Aging scientists have made significant breakthroughs in understanding old age, stressing the vital impact of food.
Not all foods support longevity, with the main nutritionist and functional medicine practitioner, Dr. Kenny Mitelstadt, recommending for a longer life.
He stressed that the key to a longer life lies in maintaining a coherent diet rich in nutrients rather than focusing on individual foods.
“As a functional medicine practitioner, I consider longevity as the product of coherent and cumulative habits,” he said.

The key of a longer lifespan lies in maintaining a diet rich in nutrients
Getty
However, when consumed regularly, the following eight foods can provide good support for cellular health, heart function and cognitive performance.
Green vegetables with dark leaves such as spinach, kale and green cabbage are essential to combat cellular aging, with vitamins A, C and K widely recognized for their anti-aging effects.
The berries, in particular blueberries, blackberries and raspberries, support the health of the heart and the brain thanks to their antioxidant content, including anthocyans which give fruit their vibrant colors.
Extra virgin olive oil, one of the key ingredients in the Mediterranean diet, offers monounsaturated fats and antioxidants healthy for the heart.
Dr. Mittelstadt advised: “Add it after cooking rather than cooking with it to enjoy as many advantages as possible and avoid damaging the delicate structure of the oil.”
Legumes and beans are an excellent source of plant fibers and protein in food, supporting heart health and blood sugar balance.
The less conventional foods of longevity appreciated by Dr.
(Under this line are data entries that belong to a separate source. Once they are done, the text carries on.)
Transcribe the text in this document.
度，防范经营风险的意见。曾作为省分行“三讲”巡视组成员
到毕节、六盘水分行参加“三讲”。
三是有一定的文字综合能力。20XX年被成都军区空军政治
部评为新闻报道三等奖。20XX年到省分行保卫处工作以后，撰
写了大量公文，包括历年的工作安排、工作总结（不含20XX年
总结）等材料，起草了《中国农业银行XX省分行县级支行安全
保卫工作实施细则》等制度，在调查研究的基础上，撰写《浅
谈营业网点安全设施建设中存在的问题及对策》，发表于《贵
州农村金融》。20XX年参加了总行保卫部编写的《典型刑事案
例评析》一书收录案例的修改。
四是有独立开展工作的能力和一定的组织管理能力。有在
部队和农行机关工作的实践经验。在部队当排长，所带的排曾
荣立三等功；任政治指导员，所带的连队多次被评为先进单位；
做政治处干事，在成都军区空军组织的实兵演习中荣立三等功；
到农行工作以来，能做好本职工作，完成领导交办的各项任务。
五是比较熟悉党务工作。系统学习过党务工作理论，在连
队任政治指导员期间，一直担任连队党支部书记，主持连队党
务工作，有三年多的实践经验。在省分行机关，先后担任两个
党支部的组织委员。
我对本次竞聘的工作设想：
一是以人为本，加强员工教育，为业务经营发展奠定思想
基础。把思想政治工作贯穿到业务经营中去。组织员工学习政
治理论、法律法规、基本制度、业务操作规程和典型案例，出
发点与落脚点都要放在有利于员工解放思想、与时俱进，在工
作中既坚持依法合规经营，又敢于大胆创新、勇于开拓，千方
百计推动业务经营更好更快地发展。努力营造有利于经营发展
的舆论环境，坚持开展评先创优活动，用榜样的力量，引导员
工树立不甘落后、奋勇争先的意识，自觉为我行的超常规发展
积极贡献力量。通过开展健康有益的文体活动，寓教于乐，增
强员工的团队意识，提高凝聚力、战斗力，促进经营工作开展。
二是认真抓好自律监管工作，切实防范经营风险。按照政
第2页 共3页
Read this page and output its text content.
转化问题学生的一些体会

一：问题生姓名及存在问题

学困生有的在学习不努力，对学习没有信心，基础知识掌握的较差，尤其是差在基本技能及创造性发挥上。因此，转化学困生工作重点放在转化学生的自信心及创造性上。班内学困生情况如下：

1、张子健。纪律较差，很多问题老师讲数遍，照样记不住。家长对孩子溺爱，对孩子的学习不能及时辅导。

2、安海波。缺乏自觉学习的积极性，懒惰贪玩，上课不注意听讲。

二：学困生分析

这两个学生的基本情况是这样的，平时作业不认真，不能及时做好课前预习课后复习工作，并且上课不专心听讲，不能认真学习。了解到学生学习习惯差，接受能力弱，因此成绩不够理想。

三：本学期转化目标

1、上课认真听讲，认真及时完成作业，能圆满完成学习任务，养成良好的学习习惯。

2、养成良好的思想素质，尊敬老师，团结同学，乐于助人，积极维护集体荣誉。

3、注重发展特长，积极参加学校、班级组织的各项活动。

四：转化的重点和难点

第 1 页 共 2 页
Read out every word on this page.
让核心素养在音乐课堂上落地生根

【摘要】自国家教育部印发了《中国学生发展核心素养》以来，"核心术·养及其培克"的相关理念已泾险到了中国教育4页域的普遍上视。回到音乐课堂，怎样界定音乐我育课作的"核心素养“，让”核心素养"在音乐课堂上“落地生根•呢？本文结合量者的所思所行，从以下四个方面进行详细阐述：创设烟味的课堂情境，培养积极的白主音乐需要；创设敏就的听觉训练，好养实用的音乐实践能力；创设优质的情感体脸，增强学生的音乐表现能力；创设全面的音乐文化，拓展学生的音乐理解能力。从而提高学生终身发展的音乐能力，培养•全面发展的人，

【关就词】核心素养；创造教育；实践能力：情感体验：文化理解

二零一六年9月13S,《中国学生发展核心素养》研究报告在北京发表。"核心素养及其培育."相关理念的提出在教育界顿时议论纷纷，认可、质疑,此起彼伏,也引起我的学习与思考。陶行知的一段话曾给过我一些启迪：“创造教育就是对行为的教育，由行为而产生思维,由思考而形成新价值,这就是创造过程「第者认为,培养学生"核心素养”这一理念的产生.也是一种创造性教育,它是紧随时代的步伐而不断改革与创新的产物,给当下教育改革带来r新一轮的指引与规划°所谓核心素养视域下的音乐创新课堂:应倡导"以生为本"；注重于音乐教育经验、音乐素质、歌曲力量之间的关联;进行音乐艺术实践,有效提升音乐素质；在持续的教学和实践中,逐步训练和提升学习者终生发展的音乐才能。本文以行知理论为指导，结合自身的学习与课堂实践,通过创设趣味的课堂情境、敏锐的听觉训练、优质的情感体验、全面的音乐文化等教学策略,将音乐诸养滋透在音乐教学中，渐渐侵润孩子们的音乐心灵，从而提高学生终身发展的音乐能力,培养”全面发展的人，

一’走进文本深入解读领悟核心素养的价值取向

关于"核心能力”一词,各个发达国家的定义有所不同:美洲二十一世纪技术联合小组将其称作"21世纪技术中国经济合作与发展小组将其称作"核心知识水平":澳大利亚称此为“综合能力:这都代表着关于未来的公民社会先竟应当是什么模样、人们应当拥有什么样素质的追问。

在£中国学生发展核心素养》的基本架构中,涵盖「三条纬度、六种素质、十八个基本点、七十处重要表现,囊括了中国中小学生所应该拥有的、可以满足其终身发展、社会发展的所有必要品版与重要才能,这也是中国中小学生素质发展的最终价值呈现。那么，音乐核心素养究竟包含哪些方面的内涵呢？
Mittelstadt include algae and algae. Notable varieties like Nori and Chlorella offer significant advantages for metabolic and thyroid advantages thanks to their rich mineral content.
Mushrooms, in particular varieties like Shiitake, Reishi and Lion’s Mane, offer health benefits through beta-glucan and have been studied for stress treatment and cognitive function.
The quinoa, a pseudocereal linked to beets and spinach, contains the nine of essential amino acids.

A fiber -rich diet helps stabilize blood sugar and support intestinal health
Getty
“Its high fiber content helps stabilize blood sugar and support intestinal health, and it can be an excellent substitute for higher glycemic grains such as rice,” said Dr. Mittelstadt.
Dark chocolate with at least 70%offers unique advantages of heart health and mood thanks to its rich polyphenols and flavanols.
For optimal advantages, Dr. Mittelstadt has recommended to choose a brand of ethical origin with fair trade certification.
But he pointed out that the path of longevity does not consist in consuming individual supermarkets, but rather in maintaining a diet rich in nutrients over time.